Introduction
Lest you have any misplaced notions about whether or not I know what I’m doing when it comes to travel hacking, let me clear the air: I don’t.
What Happened?
Yesterday I was booking a set of partner business class award tickets on United for flights from London, which if you’ve ever played “figure out how to avoid the world’s biggest airport award surcharge”, you’d know that this is one of the only good, above-board ways book a ticket from Heathrow airport without paying hundreds of dollars in cash with your miles. (Yes there are also less above-board ways, but this isn’t that kind of trip.) Anyway, this was the situation:
- The award cost was 80,000 points plus $5.00
- I wanted two tickets, so the net cost was 160,000 plus +$10.00
- I had 128,000 MileagePlus miles
I got partway through the booking up to the payment screen and realized I’d need another 32,000 miles. Which takes us to what happened next:
- I transferred 32,000 Ultimate Rewards to United
- I reloaded the booking confirmation page and saw that my balance was as expected in the header
- I clicked buy
Later, I checked my MileagePlus account and saw that it had approximately 32,000 miles hanging out. It took a couple of minutes to unravel what happened, but the punchline is:
If you don’t have enough miles to complete an award booking, United will sell them to you without making it obvious that it’s happening.

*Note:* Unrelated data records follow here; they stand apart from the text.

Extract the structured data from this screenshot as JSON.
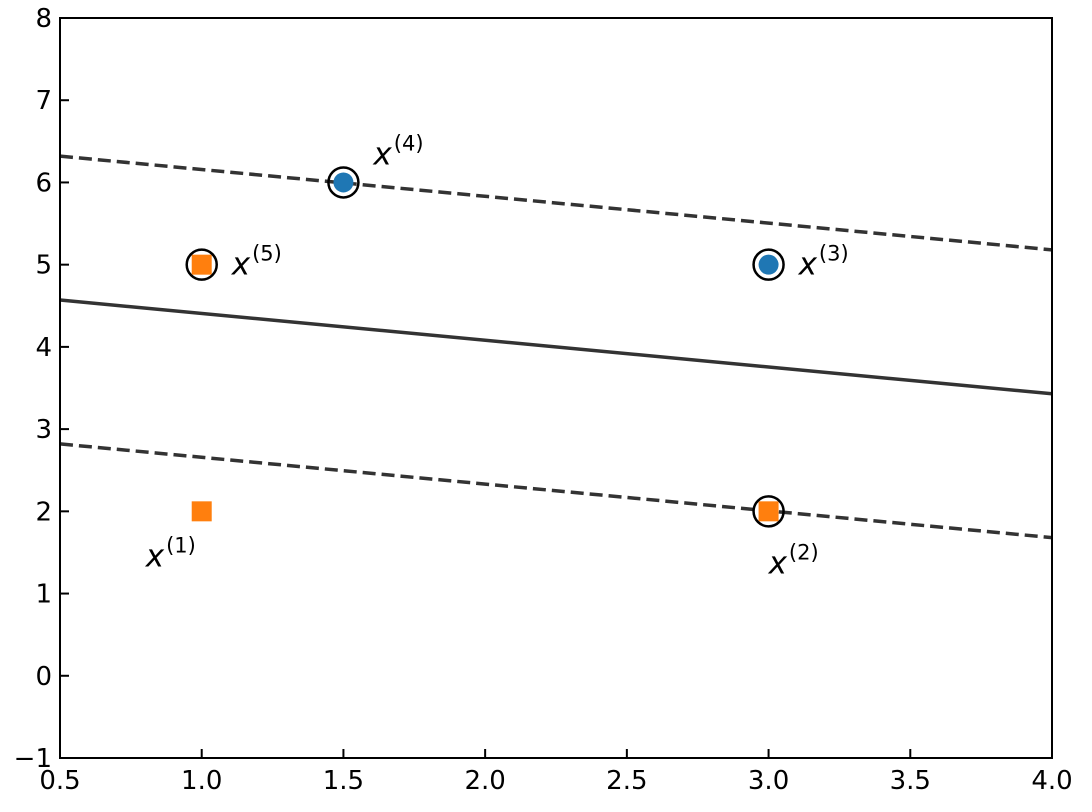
{
  "chart_data": {
    "type": "scatter",
    "title": "",
    "xlabel": "",
    "ylabel": "",
    "xlim": [
      0.5,
      4.0
    ],
    "ylim": [
      -1,
      8
    ],
    "x_ticks": [
      "0.5",
      "1.0",
      "1.5",
      "2.0",
      "2.5",
      "3.0",
      "3.5",
      "4.0"
    ],
    "y_ticks": [
      "−1",
      "0",
      "1",
      "2",
      "3",
      "4",
      "5",
      "6",
      "7",
      "8"
    ],
    "grid": false,
    "colors": {
      "class_circle": "#1f77b4",
      "class_square": "#ff7f0e",
      "lines": "#333333"
    },
    "points": [
      {
        "label": "x",
        "sup": "(1)",
        "x": 1.0,
        "y": 2.0,
        "marker": "square",
        "color": "#ff7f0e",
        "support_vector": false,
        "label_pos": "below-left"
      },
      {
        "label": "x",
        "sup": "(2)",
        "x": 3.0,
        "y": 2.0,
        "marker": "square",
        "color": "#ff7f0e",
        "support_vector": true,
        "label_pos": "below"
      },
      {
        "label": "x",
        "sup": "(3)",
        "x": 3.0,
        "y": 5.0,
        "marker": "circle",
        "color": "#1f77b4",
        "support_vector": true,
        "label_pos": "right"
      },
      {
        "label": "x",
        "sup": "(4)",
        "x": 1.5,
        "y": 6.0,
        "marker": "circle",
        "color": "#1f77b4",
        "support_vector": true,
        "label_pos": "above-right"
      },
      {
        "label": "x",
        "sup": "(5)",
        "x": 1.0,
        "y": 5.0,
        "marker": "square",
        "color": "#ff7f0e",
        "support_vector": true,
        "label_pos": "right"
      }
    ],
    "lines": [
      {
        "name": "",
        "style": "solid",
        "x": [
          0.5,
          4.0
        ],
        "y": [
          4.57,
          3.43
        ]
      },
      {
        "name": "",
        "style": "dashed",
        "x": [
          0.5,
          4.0
        ],
        "y": [
          6.32,
          5.18
        ]
      },
      {
        "name": "",
        "style": "dashed",
        "x": [
          0.5,
          4.0
        ],
        "y": [
          2.82,
          1.68
        ]
      }
    ]
  }
}
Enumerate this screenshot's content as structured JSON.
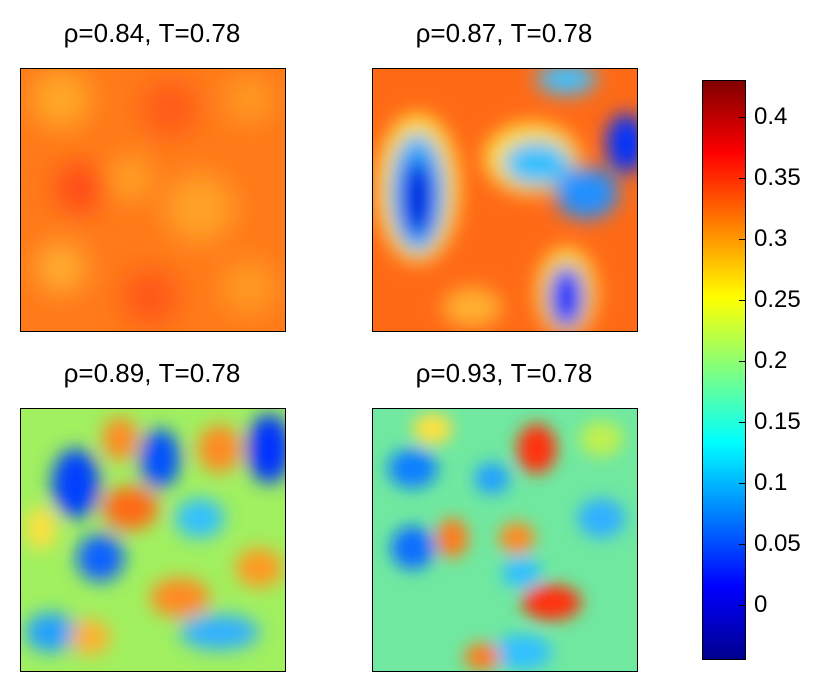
{
  "chart_data": [
    {
      "type": "heatmap",
      "title": "ρ=0.84, T=0.78",
      "grid": false
    },
    {
      "type": "heatmap",
      "title": "ρ=0.87, T=0.78",
      "grid": false
    },
    {
      "type": "heatmap",
      "title": "ρ=0.89, T=0.78",
      "grid": false
    },
    {
      "type": "heatmap",
      "title": "ρ=0.93, T=0.78",
      "grid": false
    }
  ],
  "colorbar": {
    "min": -0.045,
    "max": 0.43,
    "ticks": [
      "0",
      "0.05",
      "0.1",
      "0.15",
      "0.2",
      "0.25",
      "0.3",
      "0.35",
      "0.4"
    ],
    "tick_values": [
      0,
      0.05,
      0.1,
      0.15,
      0.2,
      0.25,
      0.3,
      0.35,
      0.4
    ],
    "colormap": "jet",
    "colors": [
      "#00008f",
      "#0000ff",
      "#00ffff",
      "#ffff00",
      "#ff0000",
      "#800000"
    ]
  }
}
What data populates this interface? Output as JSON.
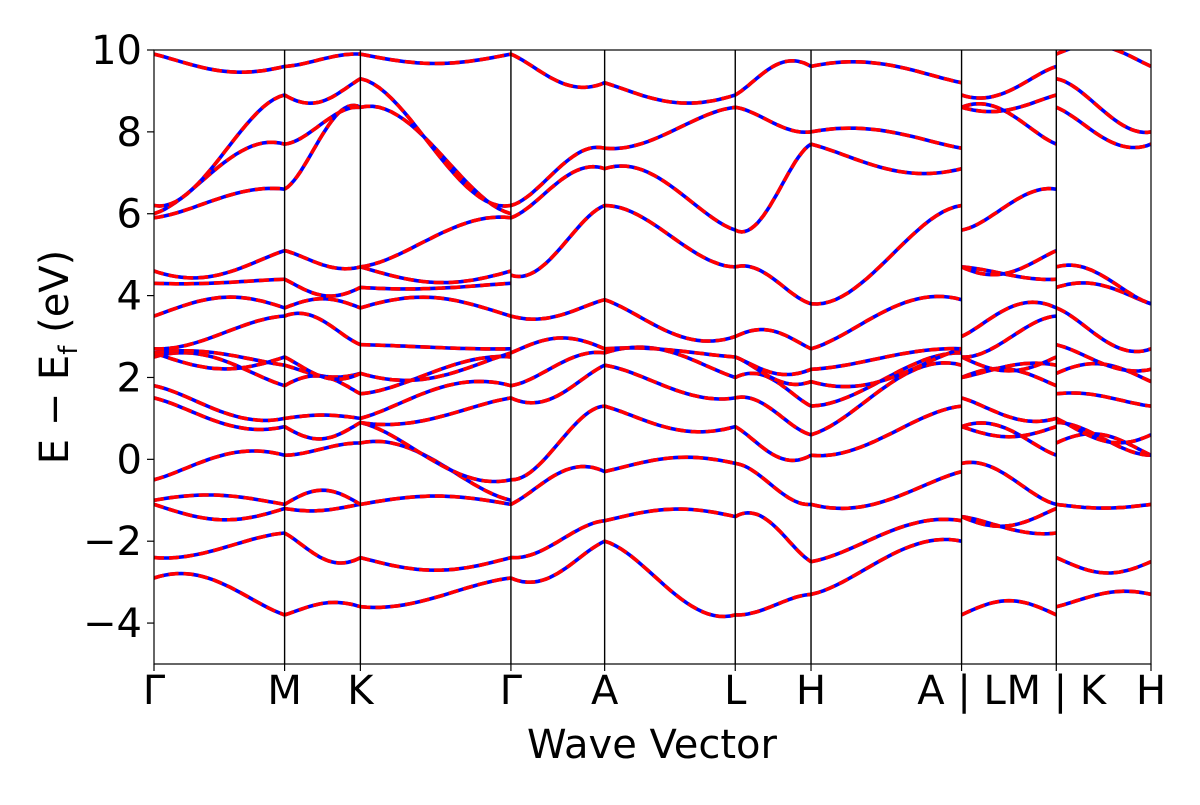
{
  "chart_data": {
    "type": "line",
    "title": "",
    "xlabel": "Wave Vector",
    "ylabel": "E − E_f (eV)",
    "ylabel_parts": {
      "main": "E − E",
      "sub": "f",
      "unit": " (eV)"
    },
    "ylim": [
      -5,
      10
    ],
    "yticks": [
      {
        "value": -4,
        "label": "−4"
      },
      {
        "value": -2,
        "label": "−2"
      },
      {
        "value": 0,
        "label": "0"
      },
      {
        "value": 2,
        "label": "2"
      },
      {
        "value": 4,
        "label": "4"
      },
      {
        "value": 6,
        "label": "6"
      },
      {
        "value": 8,
        "label": "8"
      },
      {
        "value": 10,
        "label": "10"
      }
    ],
    "kpath_xlim": [
      0,
      1
    ],
    "kpoints": [
      {
        "pos": 0.0,
        "label": "Γ"
      },
      {
        "pos": 0.131,
        "label": "M"
      },
      {
        "pos": 0.207,
        "label": "K"
      },
      {
        "pos": 0.358,
        "label": "Γ"
      },
      {
        "pos": 0.452,
        "label": "A"
      },
      {
        "pos": 0.583,
        "label": "L"
      },
      {
        "pos": 0.659,
        "label": "H"
      },
      {
        "pos": 0.81,
        "label": "A | L"
      },
      {
        "pos": 0.905,
        "label": "M | K"
      },
      {
        "pos": 1.0,
        "label": "H"
      }
    ],
    "grid": false,
    "legend": "none",
    "series_colors": {
      "primary": "#ff0000",
      "overlay": "#0000ff"
    },
    "bands_sampled": [
      {
        "segment": "Γ-M",
        "x": [
          0.0,
          0.131
        ],
        "energies_start": [
          -2.9,
          -2.4,
          -1.1,
          -1.0,
          -0.5,
          1.5,
          1.8,
          2.5,
          2.6,
          2.7,
          3.5,
          4.3,
          4.6,
          5.9,
          6.0,
          6.2,
          9.9
        ],
        "energies_end": [
          -3.8,
          -1.8,
          -1.2,
          -1.1,
          0.1,
          0.8,
          1.0,
          1.8,
          2.3,
          2.5,
          3.5,
          3.7,
          4.4,
          5.1,
          6.6,
          7.7,
          8.9,
          9.6
        ]
      },
      {
        "segment": "M-K",
        "x": [
          0.131,
          0.207
        ],
        "energies_start": [
          -3.8,
          -1.8,
          -1.2,
          -1.1,
          0.1,
          0.8,
          1.0,
          1.8,
          2.3,
          2.5,
          3.5,
          3.7,
          4.4,
          5.1,
          6.6,
          7.7,
          8.9,
          9.6
        ],
        "energies_end": [
          -3.6,
          -2.4,
          -1.1,
          0.4,
          0.9,
          1.0,
          1.6,
          2.1,
          2.8,
          3.7,
          4.2,
          4.7,
          8.6,
          9.3,
          9.9
        ]
      },
      {
        "segment": "K-Γ",
        "x": [
          0.207,
          0.358
        ],
        "energies_start": [
          -3.6,
          -2.4,
          -1.1,
          0.4,
          0.9,
          1.0,
          1.6,
          2.1,
          2.8,
          3.7,
          4.2,
          4.7,
          8.6,
          9.3,
          9.9
        ],
        "energies_end": [
          -2.9,
          -2.4,
          -1.1,
          -1.0,
          -0.5,
          1.5,
          1.8,
          2.5,
          2.6,
          2.7,
          3.5,
          4.3,
          4.6,
          5.9,
          6.0,
          6.2,
          9.9
        ]
      },
      {
        "segment": "Γ-A",
        "x": [
          0.358,
          0.452
        ],
        "energies_start": [
          -2.9,
          -2.4,
          -1.1,
          -0.5,
          1.5,
          1.8,
          2.6,
          3.5,
          4.5,
          5.9,
          6.2,
          9.9
        ],
        "energies_end": [
          -2.0,
          -1.5,
          -0.3,
          1.3,
          2.3,
          2.6,
          2.7,
          3.9,
          6.2,
          7.1,
          7.6,
          9.2
        ]
      },
      {
        "segment": "A-L",
        "x": [
          0.452,
          0.583
        ],
        "energies_start": [
          -2.0,
          -1.5,
          -0.3,
          1.3,
          2.3,
          2.6,
          2.7,
          3.9,
          6.2,
          7.1,
          7.6,
          9.2
        ],
        "energies_end": [
          -3.8,
          -1.4,
          -0.1,
          0.8,
          1.5,
          2.0,
          2.5,
          3.0,
          4.7,
          5.6,
          8.6,
          8.9
        ]
      },
      {
        "segment": "L-H",
        "x": [
          0.583,
          0.659
        ],
        "energies_start": [
          -3.8,
          -1.4,
          -0.1,
          0.8,
          1.5,
          2.0,
          2.5,
          3.0,
          4.7,
          5.6,
          8.6,
          8.9
        ],
        "energies_end": [
          -3.3,
          -2.5,
          -1.1,
          0.1,
          0.6,
          1.3,
          1.9,
          2.2,
          2.7,
          3.8,
          7.7,
          8.0,
          9.6
        ]
      },
      {
        "segment": "H-A",
        "x": [
          0.659,
          0.81
        ],
        "energies_start": [
          -3.3,
          -2.5,
          -1.1,
          0.1,
          0.6,
          1.3,
          1.9,
          2.2,
          2.7,
          3.8,
          7.7,
          8.0,
          9.6
        ],
        "energies_end": [
          -2.0,
          -1.5,
          -0.3,
          1.3,
          2.3,
          2.6,
          2.7,
          3.9,
          6.2,
          7.1,
          7.6,
          9.2
        ]
      },
      {
        "segment": "L-M",
        "x": [
          0.81,
          0.905
        ],
        "energies_start": [
          -3.8,
          -1.4,
          -0.1,
          0.8,
          1.5,
          2.0,
          2.5,
          3.0,
          4.7,
          5.6,
          8.6,
          8.9
        ],
        "energies_end": [
          -3.8,
          -1.8,
          -1.2,
          -1.1,
          0.1,
          0.8,
          1.0,
          1.8,
          2.3,
          2.5,
          3.5,
          3.7,
          4.4,
          5.1,
          6.6,
          7.7,
          8.9,
          9.6
        ]
      },
      {
        "segment": "K-H",
        "x": [
          0.905,
          1.0
        ],
        "energies_start": [
          -3.6,
          -2.4,
          -1.1,
          0.4,
          0.9,
          1.0,
          1.6,
          2.1,
          2.8,
          3.7,
          4.2,
          4.7,
          8.6,
          9.3,
          9.9
        ],
        "energies_end": [
          -3.3,
          -2.5,
          -1.1,
          0.1,
          0.6,
          1.3,
          1.9,
          2.2,
          2.7,
          3.8,
          7.7,
          8.0,
          9.6
        ]
      }
    ]
  }
}
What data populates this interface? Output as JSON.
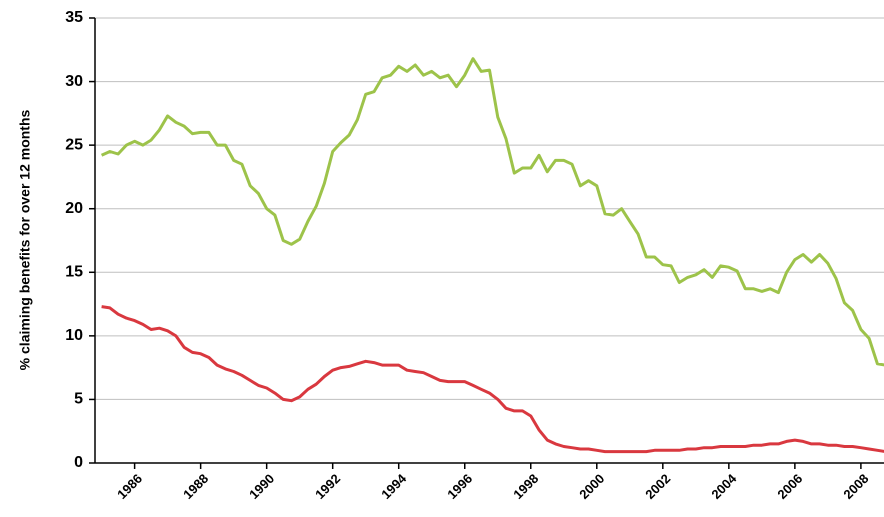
{
  "chart_data": {
    "type": "line",
    "y_label": "% claiming benefits for over 12 months",
    "x": [
      1985,
      1985.25,
      1985.5,
      1985.75,
      1986,
      1986.25,
      1986.5,
      1986.75,
      1987,
      1987.25,
      1987.5,
      1987.75,
      1988,
      1988.25,
      1988.5,
      1988.75,
      1989,
      1989.25,
      1989.5,
      1989.75,
      1990,
      1990.25,
      1990.5,
      1990.75,
      1991,
      1991.25,
      1991.5,
      1991.75,
      1992,
      1992.25,
      1992.5,
      1992.75,
      1993,
      1993.25,
      1993.5,
      1993.75,
      1994,
      1994.25,
      1994.5,
      1994.75,
      1995,
      1995.25,
      1995.5,
      1995.75,
      1996,
      1996.25,
      1996.5,
      1996.75,
      1997,
      1997.25,
      1997.5,
      1997.75,
      1998,
      1998.25,
      1998.5,
      1998.75,
      1999,
      1999.25,
      1999.5,
      1999.75,
      2000,
      2000.25,
      2000.5,
      2000.75,
      2001,
      2001.25,
      2001.5,
      2001.75,
      2002,
      2002.25,
      2002.5,
      2002.75,
      2003,
      2003.25,
      2003.5,
      2003.75,
      2004,
      2004.25,
      2004.5,
      2004.75,
      2005,
      2005.25,
      2005.5,
      2005.75,
      2006,
      2006.25,
      2006.5,
      2006.75,
      2007,
      2007.25,
      2007.5,
      2007.75,
      2008,
      2008.25,
      2008.5,
      2008.75
    ],
    "series": [
      {
        "color": "#9dc34a",
        "values": [
          24.2,
          24.5,
          24.3,
          25.0,
          25.3,
          25.0,
          25.4,
          26.2,
          27.3,
          26.8,
          26.5,
          25.9,
          26.0,
          26.0,
          25.0,
          25.0,
          23.8,
          23.5,
          21.8,
          21.2,
          20.0,
          19.5,
          17.5,
          17.2,
          17.6,
          19.0,
          20.2,
          22.0,
          24.5,
          25.2,
          25.8,
          27.0,
          29.0,
          29.2,
          30.3,
          30.5,
          31.2,
          30.8,
          31.3,
          30.5,
          30.8,
          30.3,
          30.5,
          29.6,
          30.5,
          31.8,
          30.8,
          30.9,
          27.2,
          25.5,
          22.8,
          23.2,
          23.2,
          24.2,
          22.9,
          23.8,
          23.8,
          23.5,
          21.8,
          22.2,
          21.8,
          19.6,
          19.5,
          20.0,
          19.0,
          18.0,
          16.2,
          16.2,
          15.6,
          15.5,
          14.2,
          14.6,
          14.8,
          15.2,
          14.6,
          15.5,
          15.4,
          15.1,
          13.7,
          13.7,
          13.5,
          13.7,
          13.4,
          15.0,
          16.0,
          16.4,
          15.8,
          16.4,
          15.7,
          14.5,
          12.6,
          12.0,
          10.5,
          9.8,
          7.8,
          7.7
        ]
      },
      {
        "color": "#d9383f",
        "values": [
          12.3,
          12.2,
          11.7,
          11.4,
          11.2,
          10.9,
          10.5,
          10.6,
          10.4,
          10.0,
          9.1,
          8.7,
          8.6,
          8.3,
          7.7,
          7.4,
          7.2,
          6.9,
          6.5,
          6.1,
          5.9,
          5.5,
          5.0,
          4.9,
          5.2,
          5.8,
          6.2,
          6.8,
          7.3,
          7.5,
          7.6,
          7.8,
          8.0,
          7.9,
          7.7,
          7.7,
          7.7,
          7.3,
          7.2,
          7.1,
          6.8,
          6.5,
          6.4,
          6.4,
          6.4,
          6.1,
          5.8,
          5.5,
          5.0,
          4.3,
          4.1,
          4.1,
          3.7,
          2.6,
          1.8,
          1.5,
          1.3,
          1.2,
          1.1,
          1.1,
          1.0,
          0.9,
          0.9,
          0.9,
          0.9,
          0.9,
          0.9,
          1.0,
          1.0,
          1.0,
          1.0,
          1.1,
          1.1,
          1.2,
          1.2,
          1.3,
          1.3,
          1.3,
          1.3,
          1.4,
          1.4,
          1.5,
          1.5,
          1.7,
          1.8,
          1.7,
          1.5,
          1.5,
          1.4,
          1.4,
          1.3,
          1.3,
          1.2,
          1.1,
          1.0,
          0.9
        ]
      }
    ],
    "xlim": [
      1984.8,
      2008.7
    ],
    "xticks": [
      1986,
      1988,
      1990,
      1992,
      1994,
      1996,
      1998,
      2000,
      2002,
      2004,
      2006,
      2008
    ],
    "ylim": [
      0,
      35
    ],
    "yticks": [
      0,
      5,
      10,
      15,
      20,
      25,
      30,
      35
    ],
    "grid": true
  }
}
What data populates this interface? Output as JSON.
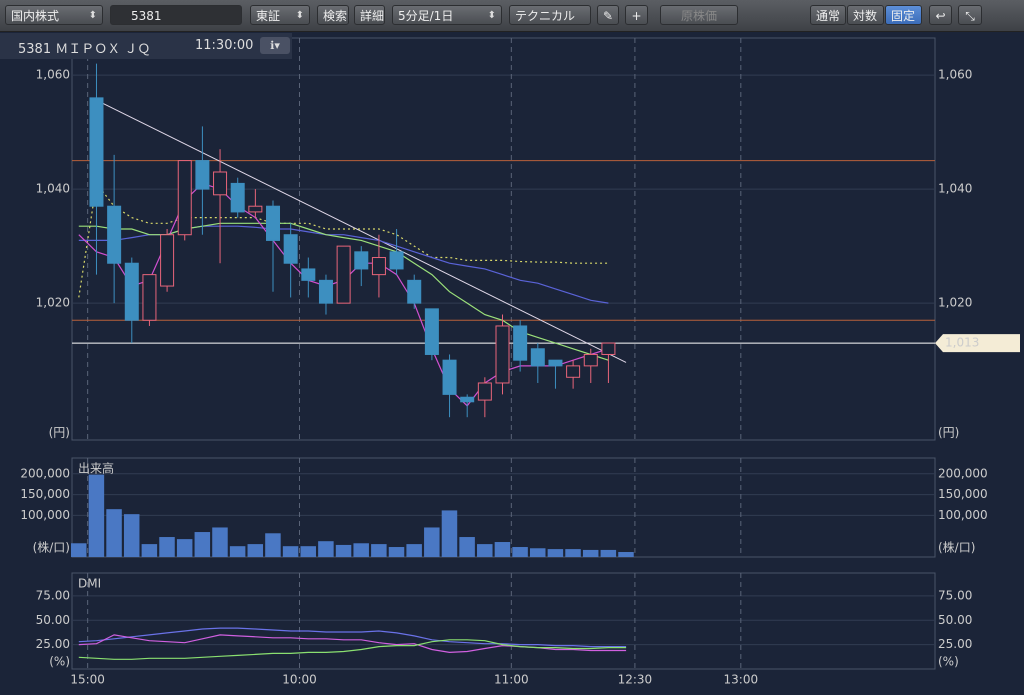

The net cost was $800 for 32,000 miles, oof. This was completely my fault and I should have looked more closely at the checkout screen before clicking buy instead of just noting that my balance had updated in the upper right corner, but (just kidding, there is no but – mea culpa).
Sometimes you beat the award surcharge, and sometimes the award surcharge beats you.
The PSA
When you’re transferring points to an airline or hotel currency as part of a booking, look at everything closely. Especially so if it’s United, and especially so if it isn’t United.
Happy Tuesday!
UPDATE: By chatting with a United’s MileagePlus team supervisor over SMS, I was able to get the charge reversed and the miles deducted. Thanks to everyone who offered their own experiences in being MileagePlused.